An oversold bounce next week is likely. The Standard & Poor’s 500 has dropped almost 200 points—18%–from the April 23 high at 1217 to today’s close at 1031. That’s a lot of plummeting in a very short period. That’s usually good for a bounce or two.

The beginning of earnings season on July 12. Earnings from individual companies could take some of the attention away from disheartening macroeconomic news. If worry about macroeconomic growth is what’s driving stocks lower, then a decent earnings report or two would help to convince at least some investors that not every company is headed into the dumpster.

European bank stress tests around July 16. If most of the Euro Zone banks pass the test, it will relieve the pressure on the entire sector. The problem right now is that everybody is worried about every bank. (For some good news on Stress Test Lite see my post )

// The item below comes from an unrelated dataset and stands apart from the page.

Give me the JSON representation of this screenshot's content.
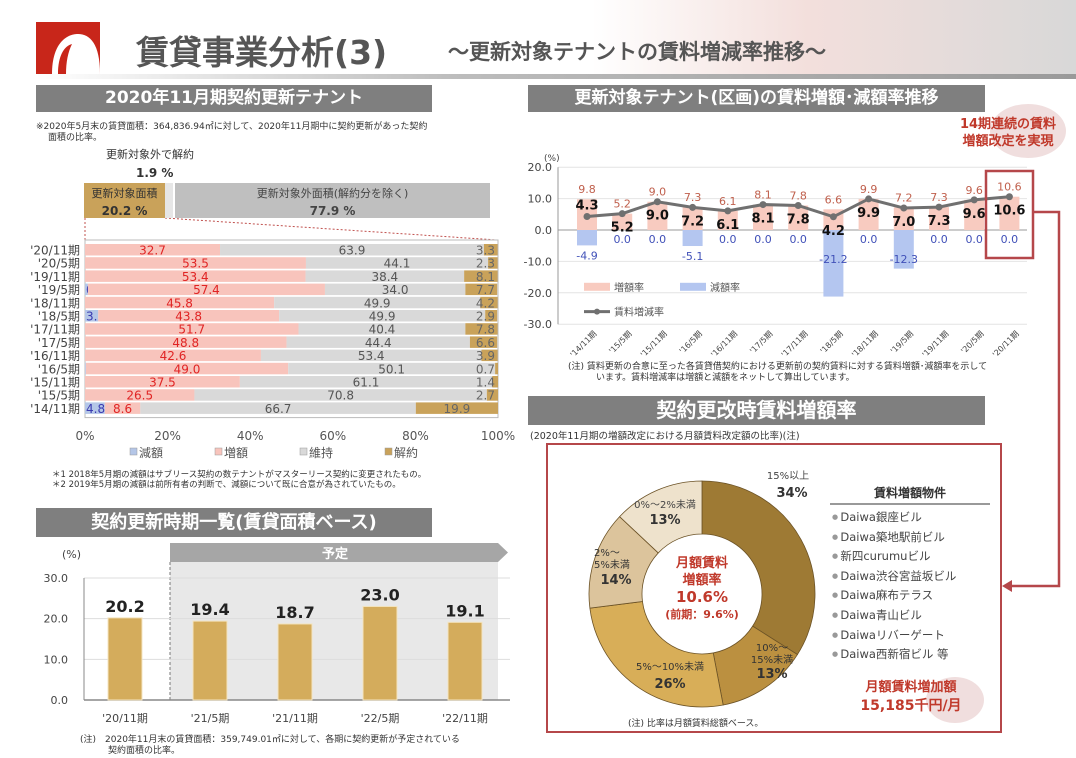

The  successful IPO of the Agricultural Bank of China and the follow on stock offering from Banco do Brasil, the biggest bank by assets in Latin America, within the next two weeks would demonstrate that banks—well, some banks—can raise money in the capital markets.

Unfortunately, I don’t think these events add up to enough to turn the trend upward for more than a few weeks. Looking out further, I think this down turn—certainly now a correction and heading for worse—has further to run over the next two to three months.

It’s going to take real evidence that economic growth isn’t collapsing in developed economies and seriously slowing in the developing world to turn the trend around.